ABOUT A year ago, the Asociacion de Vecinos de la Montana de Pego (AVMP), Monte Pego’s Official Residents Association noticed that the Monte Pego sewage treatment plant was spilling what appeared to be insufficiently treated sewage.
The spill went directly into the the Barranc de Batlle and floated toward the River Riu Riaxo beyond the CV-700.
There it would potentially contaminate the waterways of the adjacent rice fields and the Marjal nature reserve.
The AVMP believe the spilling to be due to‘the antiquated technology of the plant, its limited capacity considering the increasing number of residents and what appears to be inconsistent maintenance and upgrading’.
In July 2016, the AVMP decided to bring the problem to the attention of Pego Ayuntamiento, submitting an instancia with photo evidence.
The association were informed months later that its request for a thorough investigation had been forwarded to the environmental authority in Valencia and the spill was soon stopped.
The sewage dried up after a few days leaving behind contaminated mud interspersed with used sanitary items.
The sewage spill started again this year around the middle of May and has not stopped since.

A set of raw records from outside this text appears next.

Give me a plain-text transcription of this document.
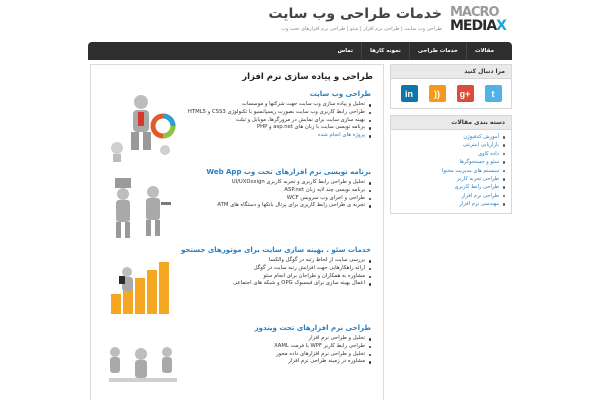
MACRO
MEDIAX
خدمات طراحی وب سایت
طراحی وب سایت | طراحی نرم افزار | سئو | طراحی نرم افزارهای تحت وب
مقالات
خدمات طراحی
نمونه کارها
تماس
طراحی و پیاده سازی نرم افزار
طراحی وب سایت
تحلیل و پیاده سازی وب سایت جهت شرکتها و موسسات
طراحی رابط کاربری وب سایت بصورت ریسپانسیو با تکنولوژی CSS3 و HTML5
بهینه سازی سایت برای نمایش در مرورگرها، موبایل و تبلت
برنامه نویسی سایت با زبان های asp.net و PHP
پروژه های انجام شده
برنامه نویسی نرم افزارهای تحت وب Web App
تحلیل و طراحی رابط کاربری و تجربه کاربری UI/UXDesign
برنامه نویسی چند لایه زبان ASP.net
طراحی و اجرای وب سرویس WCF
تجربه ی طراحی رابط کاربری برای پرتال بانکها و دستگاه های ATM
خدمات سئو . بهینه سازی سایت برای موتورهای جستجو
بررسی سایت از لحاظ رتبه در گوگل والکسا
ارائه راهکارهایی جهت افزایش رتبه سایت در گوگل
مشاوره به همکاران و طراحان برای انجام سئو
اعمال بهینه سازی برای فیسبوک OPG و شبکه های اجتماعی
طراحی نرم افزارهای تحت ویندوز
تحلیل و طراحی نرم افزار
طراحی رابط کاربر WPF با فرمت XAML
تحلیل و طراحی نرم افزارهای داده محور
مشاوره در زمینه طراحی نرم افزار
مرا دنبال کنید
in	))	g+	t
دسته بندی مقالات
آموزش کدفیوژن
بازاریابی اینترنتی
داده کاوی
سئو و جستجوگرها
سیستم های مدیریت محتوا
طراحی تجربه کاربر
طراحی رابط کاربری
طراحی نرم افزار
مهندسی نرم افزار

The AVMP claim the spill to have been running ‘24 hours a day with varying velocity’.
At the lower end, the association estimate the velocity to be about 4 litres a minute, adding up to nearly 500,000 litres over a period of two months.

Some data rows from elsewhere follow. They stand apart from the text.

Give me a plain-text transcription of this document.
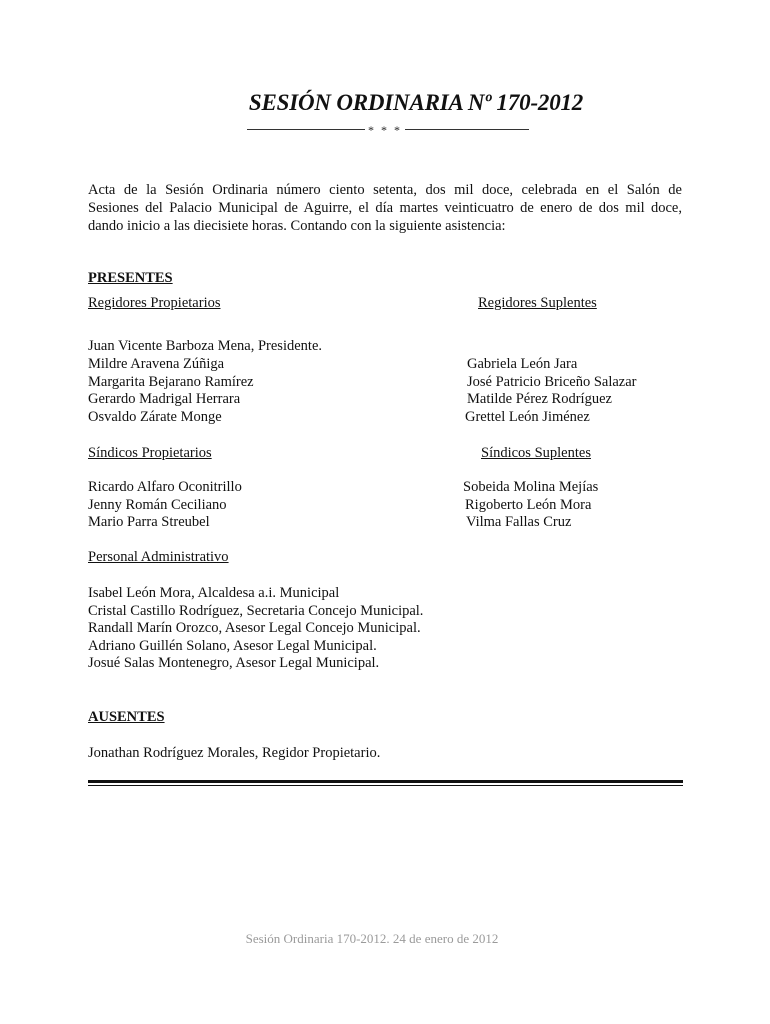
SESIÓN ORDINARIA Nº 170-2012
* * *
Acta de la Sesión Ordinaria número ciento setenta, dos mil doce, celebrada en el Salón de
Sesiones del Palacio Municipal de Aguirre, el día martes veinticuatro de enero de dos mil doce,
dando inicio a las diecisiete horas. Contando con la siguiente asistencia:
PRESENTES
Regidores Propietarios	Regidores Suplentes
Juan Vicente Barboza Mena, Presidente.
Mildre Aravena Zúñiga
Margarita Bejarano Ramírez
Gerardo Madrigal Herrara
Osvaldo Zárate Monge
Gabriela León Jara
José Patricio Briceño Salazar
Matilde Pérez Rodríguez
Grettel León Jiménez
Síndicos Propietarios	Síndicos Suplentes
Ricardo Alfaro Oconitrillo
Jenny Román Ceciliano
Mario Parra Streubel
Sobeida Molina Mejías
Rigoberto León Mora
Vilma Fallas Cruz
Personal Administrativo
Isabel León Mora, Alcaldesa a.i. Municipal
Cristal Castillo Rodríguez, Secretaria Concejo Municipal.
Randall Marín Orozco, Asesor Legal Concejo Municipal.
Adriano Guillén Solano, Asesor Legal Municipal.
Josué Salas Montenegro, Asesor Legal Municipal.
AUSENTES
Jonathan Rodríguez Morales, Regidor Propietario.
Sesión Ordinaria 170-2012. 24 de enero de 2012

The AVMP say, ‘it may be fair to assume that parts of this spilled sewage would have leaked into the table water. It also may well have entered the waterways, which are part of the watering system of the rice fields.’
They continue: ‘As part of our regular contact with municipal representatives of Pego, Rafol, and Denia we learned that the municipalities are fully aware of this problem. They have acknowledged its severity and the necessity forit to be resolved.’
‘At the same time, they state that remedial actions are beyond their responsibility and budgetary resources.’
‘A further aggravating circumstance for the continuation of this problem Pego Ayuntamiento sees is the contentious legal relationship with the developer of Monte Pego, to whom the treatment plant still belongs.’
‘The AVMP is not addressing the sewage spill as a specific problem for Monte Pego residents. At this time, we consider it as an alarming incident with a high potential for contaminating adjacent municipal and agricultural areas. As such, it might, if not stopped immediately, affect the physical and economic well- being of all residents in this area. Additionally, it might have a devastating effect on wildlife, vegetation, and nature in general.’
At a conference on Monday at the Casa de Cultura in Pego, the AVMP vowed it will not stop in its pursuit of resolving the sewage spill, ‘we will continue to bring this problem to the attention of the public at large and its political representatives, hoping that the value of living in a healthy environment prevails.’